Beis Moshiach
- Categories: Moshiach, Geulah, The Rebbe, Chabad
- Frequency: Weekly
- Publisher: World Chabad Center for Greeting Moshiach
- Founded: 1994
- Company: World Chabad Center for Greeting Moshiach
- Country: United States
- Based in: Brooklyn, New York, United States
- Language: Hebrew, English
- Website: bmoshiach.org
- ISSN: 1082-0272

= Beis Moshiach =

Beis Moshiach is a weekly Chabad Meshichist color magazine, containing shlichus stories, miracle accounts, and articles on the Rebbe, Moshiach, Chabad movement history, and the lives and teachings of Chabad leaders. Its stated goal is to spread the message of Geulah through Rebbe Melech HaMoshiach.

The magazine's primary office is located in Crown Heights, Brooklyn, and a subsidiary editorial office in Kfar Chabad, Israel. It distributes thousands of copies worldwide through direct mailing to subscribers and stores globally. It is published by the World Chabad Center for Greeting Moshiach. The weekly magazine is published in two editions - Hebrew and English, with each edition having its own editorial staff and writers in their respective offices. The magazine is available globally through a subscription model, and is also carried at Empire Kosher and Kosherfamily.org.

The magazine's proclaimed goal, per its website, is to "prepare the world to greet Moshiach Tzidkeinu" and the cover carries the subheading; "Bringing Moshiach values into our homes."

== History ==
In the aftermath of the passing of The Rebbe Menachem Mendel Schneerson in 1994, Chabad's official magazine in Israel, Kfar Chabad Magazine, began to moderate Meshichist theology. This period is referred to by Meshichist news website Chabad.info as "the crucial weeks after Gimmel Tammuz 5754". To get around the moderation, three Meshichist Chabad Rabbis, Rabbi Zalman Hertzel, Rabbi Menachem Mendel Hendel, and Rabbi Shlomo Halperin published the first edition of Kfar Chabad on Menachem Av 5754. This was to the encouragement of prominent Chabad rabbis and mashpim in Israel and the US.

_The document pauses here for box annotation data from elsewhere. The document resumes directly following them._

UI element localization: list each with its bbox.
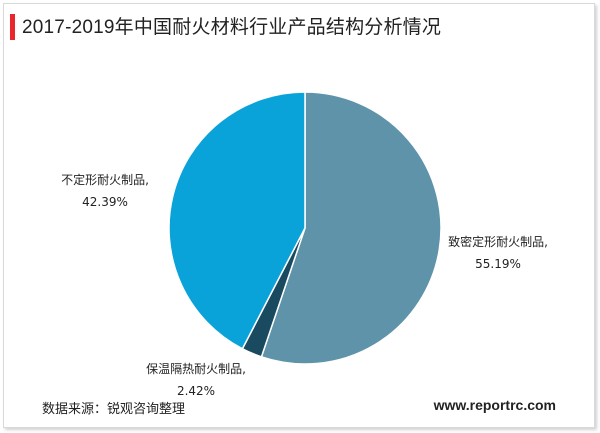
data-source: 数据来源：锐观咨询整理 — [42, 402, 186, 417]
pie-slice — [260, 91, 442, 365]
slice-label-value: 2.42% — [177, 384, 215, 398]
slice-label-name: 不定形耐火制品, — [61, 172, 149, 187]
pie-slice — [168, 91, 306, 350]
slice-label-name: 保温隔热耐火制品, — [146, 362, 246, 376]
slice-label-name: 致密定形耐火制品, — [448, 234, 548, 249]
website: www.reportrc.com — [433, 397, 556, 413]
slice-label-value: 42.39% — [82, 195, 128, 209]
chart-title: 2017-2019年中国耐火材料行业产品结构分析情况 — [22, 17, 442, 38]
title-accent-bar — [10, 14, 15, 40]
slice-label-value: 55.19% — [475, 257, 521, 271]
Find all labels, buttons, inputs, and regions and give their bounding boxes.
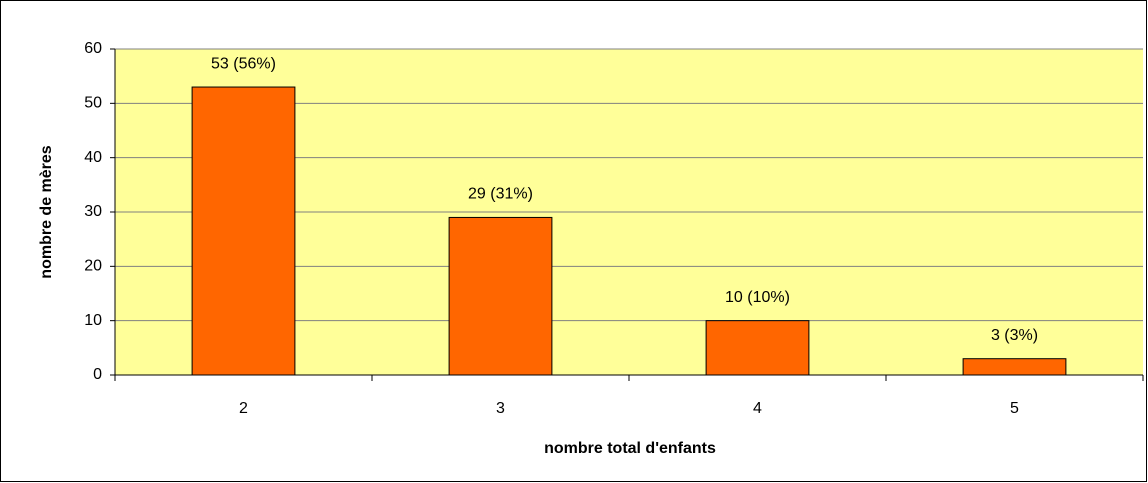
x-tick-label: 4 [753,400,762,417]
y-tick-label: 40 [84,149,102,166]
bar [705,320,810,376]
bar [962,358,1067,376]
y-tick-label: 20 [84,258,102,275]
x-tick-label: 2 [239,400,248,417]
bar [191,86,296,376]
y-tick-label: 0 [93,366,102,383]
data-label: 3 (3%) [991,327,1038,344]
data-label: 29 (31%) [468,186,533,203]
y-tick-label: 10 [84,312,102,329]
y-tick-label: 30 [84,203,102,220]
y-axis-title: nombre de mères [38,145,55,278]
y-tick-label: 50 [84,95,102,112]
x-tick-label: 3 [496,400,505,417]
y-tick-label: 60 [84,40,102,57]
bar [448,216,553,376]
x-axis-title: nombre total d'enfants [544,440,716,457]
x-tick-label: 5 [1010,400,1019,417]
data-label: 10 (10%) [725,289,790,306]
data-label: 53 (56%) [211,55,276,72]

== Supplemental magazines ==

- SALUTE! - Children's Magazine - "The Beis Moshiach Supplement for Tzivos Hashem Soldiers "
- HaTomim - Yeshiva Magazine -
- The Chassidishe Vibe - Women's Magazine, "The Beis Moshiach Magazine for N'shei uBnos Chabad"

== Special editions ==
The magazine often publishes special editions, for Chabad holidays, Jewish holidays, and milestones.